Recalling the circumstances that led to her arrest, Jane said: “Of course I’m going to be angry [at the police’s refusal to act]. They had no idea what he’d put me through.They just saw me as the one kicking off.”

“This data confirms what we see every day in our frontline work,” said Lucy Russell, head of policy and public affairs for Women in Prison, in response to our findings. “Women are being criminalised for the domestic abuse they experience. In these cases, for assaulting emergency workers, often as a direct result of their trauma and abuse.

“This offence is quite new, and it has horribly backfired, by disproportionately criminalising women. Women need to know that they can call for help without fear of ending up in handcuffs because of the trauma and abuse they are going through.”

Assaulting an emergency worker was made a crime in 2018, following legitimate concerns that frontline staff were facing violence when carrying out their duties.

Anne*, who also spoke to the Prison Reform Trust, was arrested for assaulting an emergency worker when police attended her house during an incident with her abuser.

“Maybe because you’re the one that’s suffering you tend to be the one that’s going to kick out at the police,” Anne said. “My arrests have been when I feel trapped and then it’s just like everything’s like a volcano because you think, I’m getting framed here by my abuser and nobody seems to understand.”

Anne described how during the arrest, “your abuser tends to be … dead calm…You just think, ‘I’m trapped again, I’m trapped.’”

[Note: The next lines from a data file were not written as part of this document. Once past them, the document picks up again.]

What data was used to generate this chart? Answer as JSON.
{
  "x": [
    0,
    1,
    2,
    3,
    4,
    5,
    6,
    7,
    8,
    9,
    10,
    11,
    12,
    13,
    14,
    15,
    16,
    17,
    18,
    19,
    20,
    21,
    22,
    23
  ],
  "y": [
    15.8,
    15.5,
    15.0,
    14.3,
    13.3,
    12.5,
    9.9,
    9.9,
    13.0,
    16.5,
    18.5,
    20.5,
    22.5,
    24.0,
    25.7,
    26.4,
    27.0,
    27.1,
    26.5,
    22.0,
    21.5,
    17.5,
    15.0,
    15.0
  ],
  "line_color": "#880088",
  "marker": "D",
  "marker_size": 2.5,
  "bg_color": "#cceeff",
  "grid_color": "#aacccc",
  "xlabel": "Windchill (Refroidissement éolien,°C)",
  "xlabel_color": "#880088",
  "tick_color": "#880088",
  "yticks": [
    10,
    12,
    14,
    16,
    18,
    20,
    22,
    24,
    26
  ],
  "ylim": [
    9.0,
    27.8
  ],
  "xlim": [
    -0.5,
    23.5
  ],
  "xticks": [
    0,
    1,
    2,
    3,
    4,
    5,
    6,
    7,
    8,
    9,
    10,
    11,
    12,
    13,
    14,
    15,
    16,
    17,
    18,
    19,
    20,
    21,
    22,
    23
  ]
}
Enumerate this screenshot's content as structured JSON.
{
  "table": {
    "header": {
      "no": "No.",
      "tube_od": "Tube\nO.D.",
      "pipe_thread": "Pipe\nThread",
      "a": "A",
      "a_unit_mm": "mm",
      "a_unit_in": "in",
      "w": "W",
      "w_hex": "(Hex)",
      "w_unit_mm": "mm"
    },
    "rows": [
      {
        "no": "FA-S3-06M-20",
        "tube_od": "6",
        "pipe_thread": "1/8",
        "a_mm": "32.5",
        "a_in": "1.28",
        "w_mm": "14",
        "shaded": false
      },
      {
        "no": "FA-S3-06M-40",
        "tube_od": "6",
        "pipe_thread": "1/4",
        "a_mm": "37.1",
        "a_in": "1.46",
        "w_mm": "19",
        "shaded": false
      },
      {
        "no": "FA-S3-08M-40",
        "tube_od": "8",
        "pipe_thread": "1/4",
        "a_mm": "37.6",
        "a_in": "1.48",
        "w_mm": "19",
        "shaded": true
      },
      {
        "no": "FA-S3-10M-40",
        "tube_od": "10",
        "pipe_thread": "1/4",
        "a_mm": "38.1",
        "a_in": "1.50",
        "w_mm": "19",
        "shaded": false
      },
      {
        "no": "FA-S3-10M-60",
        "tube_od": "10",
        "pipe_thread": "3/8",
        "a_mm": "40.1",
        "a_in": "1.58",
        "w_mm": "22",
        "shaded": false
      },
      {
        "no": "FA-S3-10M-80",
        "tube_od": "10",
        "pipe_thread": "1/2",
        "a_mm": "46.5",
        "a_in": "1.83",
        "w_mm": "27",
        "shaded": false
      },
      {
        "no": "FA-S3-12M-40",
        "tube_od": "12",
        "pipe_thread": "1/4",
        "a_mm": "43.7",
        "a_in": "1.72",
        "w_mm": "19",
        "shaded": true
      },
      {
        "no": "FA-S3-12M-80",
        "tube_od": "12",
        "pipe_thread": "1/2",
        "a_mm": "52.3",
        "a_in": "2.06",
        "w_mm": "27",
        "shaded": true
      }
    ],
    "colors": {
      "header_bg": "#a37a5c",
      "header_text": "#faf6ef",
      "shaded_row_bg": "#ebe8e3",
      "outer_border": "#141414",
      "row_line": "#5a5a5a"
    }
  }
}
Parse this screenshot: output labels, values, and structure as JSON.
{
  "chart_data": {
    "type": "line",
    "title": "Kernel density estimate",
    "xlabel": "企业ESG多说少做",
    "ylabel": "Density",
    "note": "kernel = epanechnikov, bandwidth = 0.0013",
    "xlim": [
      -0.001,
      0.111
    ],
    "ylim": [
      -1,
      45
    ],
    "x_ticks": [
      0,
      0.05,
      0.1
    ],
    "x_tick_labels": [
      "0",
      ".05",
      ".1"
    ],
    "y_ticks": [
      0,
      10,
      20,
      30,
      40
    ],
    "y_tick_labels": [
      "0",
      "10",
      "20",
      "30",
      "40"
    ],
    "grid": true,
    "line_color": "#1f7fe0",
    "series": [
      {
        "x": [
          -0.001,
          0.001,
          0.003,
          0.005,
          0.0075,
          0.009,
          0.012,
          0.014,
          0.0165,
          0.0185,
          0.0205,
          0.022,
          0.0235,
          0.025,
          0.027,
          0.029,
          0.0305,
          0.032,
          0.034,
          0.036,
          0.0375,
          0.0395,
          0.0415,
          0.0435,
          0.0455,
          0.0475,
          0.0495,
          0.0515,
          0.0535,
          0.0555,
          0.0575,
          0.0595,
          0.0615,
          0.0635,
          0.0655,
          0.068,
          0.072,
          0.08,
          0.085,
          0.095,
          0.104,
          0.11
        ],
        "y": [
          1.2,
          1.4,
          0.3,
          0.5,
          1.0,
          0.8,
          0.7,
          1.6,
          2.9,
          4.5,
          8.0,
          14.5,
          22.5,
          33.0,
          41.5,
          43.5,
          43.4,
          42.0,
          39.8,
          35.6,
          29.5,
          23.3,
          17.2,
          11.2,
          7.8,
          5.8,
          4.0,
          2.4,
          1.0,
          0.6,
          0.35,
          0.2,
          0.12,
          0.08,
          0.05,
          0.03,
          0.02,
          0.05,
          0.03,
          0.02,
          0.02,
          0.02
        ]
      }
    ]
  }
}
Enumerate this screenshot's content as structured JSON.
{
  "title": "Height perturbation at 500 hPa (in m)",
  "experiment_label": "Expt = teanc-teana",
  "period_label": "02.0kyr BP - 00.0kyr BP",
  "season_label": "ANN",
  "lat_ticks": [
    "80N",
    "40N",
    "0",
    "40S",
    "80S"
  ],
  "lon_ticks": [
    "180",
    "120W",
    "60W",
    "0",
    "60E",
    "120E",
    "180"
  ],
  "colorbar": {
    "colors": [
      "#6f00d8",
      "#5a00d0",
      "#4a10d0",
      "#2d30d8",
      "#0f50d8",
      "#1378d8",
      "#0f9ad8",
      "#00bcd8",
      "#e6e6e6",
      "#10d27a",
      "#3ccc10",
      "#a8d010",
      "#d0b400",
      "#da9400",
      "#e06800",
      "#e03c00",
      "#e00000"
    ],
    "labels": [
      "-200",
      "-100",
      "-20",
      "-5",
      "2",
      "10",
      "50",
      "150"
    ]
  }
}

Vanessa Bettinson, a professor at Northumberland University who specialises in coercive control and the criminal justice system, recognises Anne’s experience as common to women who are arrested during domestic incidents.

“When a woman responds with violence in this way, we still talk about what’s wrong with the victim and not what is wrong with the perpetrator’s behaviour,” she said.

“We need to be asking questions about the reality of a victim’s experience and what options she had. Women who have experienced the police responding in a certain way, such as by arresting the victim, or siding with the perpetrator, will not call the police again.

“This is something called social entrapment, where women become trapped in abusive situations because they don’t think they have a route to safety.”